Blueberries are a commercial crop. The lands and most roads are private and offlimits. However, one of the best sites can be accessed by the public right-of-way in Columbia that passes through the blueberry fields. Depending on your map or navigation, the road may go by several different names: Ridge Road, Pea Ridge Road, or Schoodic Road. The best entrance is from Four Corners on Route 1 in Columbia, proceeding 3 miles north on Station Road, turning left onto Pea Ridge Road. Sandpipers and sparrows can be found anywhere along this road, but they are often easiest to find in the vicinity of the power line running across the barrens.
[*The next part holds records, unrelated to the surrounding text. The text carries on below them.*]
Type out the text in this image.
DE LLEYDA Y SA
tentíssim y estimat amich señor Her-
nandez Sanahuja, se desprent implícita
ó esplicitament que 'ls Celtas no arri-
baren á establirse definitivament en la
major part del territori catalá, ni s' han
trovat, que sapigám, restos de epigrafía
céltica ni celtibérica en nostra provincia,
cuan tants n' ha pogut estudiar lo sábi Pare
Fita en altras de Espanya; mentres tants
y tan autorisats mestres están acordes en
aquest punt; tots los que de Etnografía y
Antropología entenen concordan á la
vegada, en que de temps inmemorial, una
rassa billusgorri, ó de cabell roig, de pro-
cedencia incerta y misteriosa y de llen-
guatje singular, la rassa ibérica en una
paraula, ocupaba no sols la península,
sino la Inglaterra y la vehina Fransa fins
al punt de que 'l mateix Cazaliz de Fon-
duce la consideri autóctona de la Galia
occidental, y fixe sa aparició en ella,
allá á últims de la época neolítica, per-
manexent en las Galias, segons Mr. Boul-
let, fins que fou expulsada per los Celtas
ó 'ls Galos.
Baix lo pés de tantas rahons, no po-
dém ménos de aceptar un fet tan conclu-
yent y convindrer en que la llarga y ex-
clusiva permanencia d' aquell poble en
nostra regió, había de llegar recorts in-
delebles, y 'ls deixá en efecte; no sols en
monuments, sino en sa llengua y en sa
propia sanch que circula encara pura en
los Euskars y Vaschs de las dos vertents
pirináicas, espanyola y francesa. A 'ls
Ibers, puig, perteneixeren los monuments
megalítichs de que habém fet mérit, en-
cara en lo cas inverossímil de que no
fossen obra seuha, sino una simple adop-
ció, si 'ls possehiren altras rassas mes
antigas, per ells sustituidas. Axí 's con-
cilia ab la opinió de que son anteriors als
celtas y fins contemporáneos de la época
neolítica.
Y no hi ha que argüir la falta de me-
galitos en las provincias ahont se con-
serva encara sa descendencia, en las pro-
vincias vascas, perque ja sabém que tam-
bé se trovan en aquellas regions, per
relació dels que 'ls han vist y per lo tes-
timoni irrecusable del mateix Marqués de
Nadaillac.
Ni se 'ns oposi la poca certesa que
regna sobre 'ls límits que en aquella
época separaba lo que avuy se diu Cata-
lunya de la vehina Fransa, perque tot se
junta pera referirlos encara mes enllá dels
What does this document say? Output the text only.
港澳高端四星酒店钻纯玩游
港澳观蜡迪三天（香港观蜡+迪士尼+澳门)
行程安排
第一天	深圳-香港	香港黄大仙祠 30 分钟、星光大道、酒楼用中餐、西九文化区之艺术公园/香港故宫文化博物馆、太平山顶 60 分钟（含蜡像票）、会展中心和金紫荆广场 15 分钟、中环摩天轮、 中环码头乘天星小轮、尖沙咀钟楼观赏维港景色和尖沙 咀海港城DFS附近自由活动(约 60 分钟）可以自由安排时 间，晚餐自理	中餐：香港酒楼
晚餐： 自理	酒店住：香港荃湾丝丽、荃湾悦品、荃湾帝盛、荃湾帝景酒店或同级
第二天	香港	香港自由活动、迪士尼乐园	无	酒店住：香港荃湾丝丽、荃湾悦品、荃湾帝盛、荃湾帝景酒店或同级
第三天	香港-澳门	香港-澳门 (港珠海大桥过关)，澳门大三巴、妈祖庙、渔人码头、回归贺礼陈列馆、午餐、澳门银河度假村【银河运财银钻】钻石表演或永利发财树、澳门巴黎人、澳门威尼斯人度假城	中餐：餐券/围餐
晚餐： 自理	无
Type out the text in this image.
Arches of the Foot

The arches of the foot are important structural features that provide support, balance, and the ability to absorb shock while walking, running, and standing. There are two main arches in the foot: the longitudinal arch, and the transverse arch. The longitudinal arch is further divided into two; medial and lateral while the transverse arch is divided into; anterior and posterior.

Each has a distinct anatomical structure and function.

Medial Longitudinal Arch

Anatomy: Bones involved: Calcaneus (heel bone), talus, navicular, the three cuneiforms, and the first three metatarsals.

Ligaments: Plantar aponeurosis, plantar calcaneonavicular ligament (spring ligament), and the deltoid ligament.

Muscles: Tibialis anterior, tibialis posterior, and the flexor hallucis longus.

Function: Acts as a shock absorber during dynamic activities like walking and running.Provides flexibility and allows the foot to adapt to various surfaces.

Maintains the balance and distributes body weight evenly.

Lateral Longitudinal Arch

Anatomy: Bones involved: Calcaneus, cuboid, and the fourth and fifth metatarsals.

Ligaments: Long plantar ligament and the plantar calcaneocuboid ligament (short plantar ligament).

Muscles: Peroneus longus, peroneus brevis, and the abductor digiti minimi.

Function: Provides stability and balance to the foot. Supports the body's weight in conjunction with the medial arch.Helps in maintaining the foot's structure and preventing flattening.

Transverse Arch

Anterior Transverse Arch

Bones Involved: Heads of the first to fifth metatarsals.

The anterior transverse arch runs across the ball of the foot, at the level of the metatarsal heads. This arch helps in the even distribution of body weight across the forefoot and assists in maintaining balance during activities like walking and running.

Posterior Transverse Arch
It is prohibited, and unnecessary, to trespass into the fields, where chemical spraying and bee hives may make that inadvisable. The birds can usually be spotted from the road. The blueberry crop is on a mowing rotation schedule, which encourages production, so expect the barrens to be a patchwork of nearly-bare ground alternating with lush growth. Upland sandpipers prefer thinner cover and are more likely to be observed in the open. Vesper sparrows are most easily seen while they are singing or flitting about the lush blueberries, generally in thicker vegetation. They like to perch up on rocks and trees.
Be aware that bee hives will cover the fields during pollination season from mid-May until early-June. Harvest is in August. The best time to visit is June and July. Winter is also exciting, because it can be one of the best places to look for snow buntings and northern shrikes.
Similar fields can be scanned from Route 193 in Deblois, taking care to stay out of the fields and off private roads.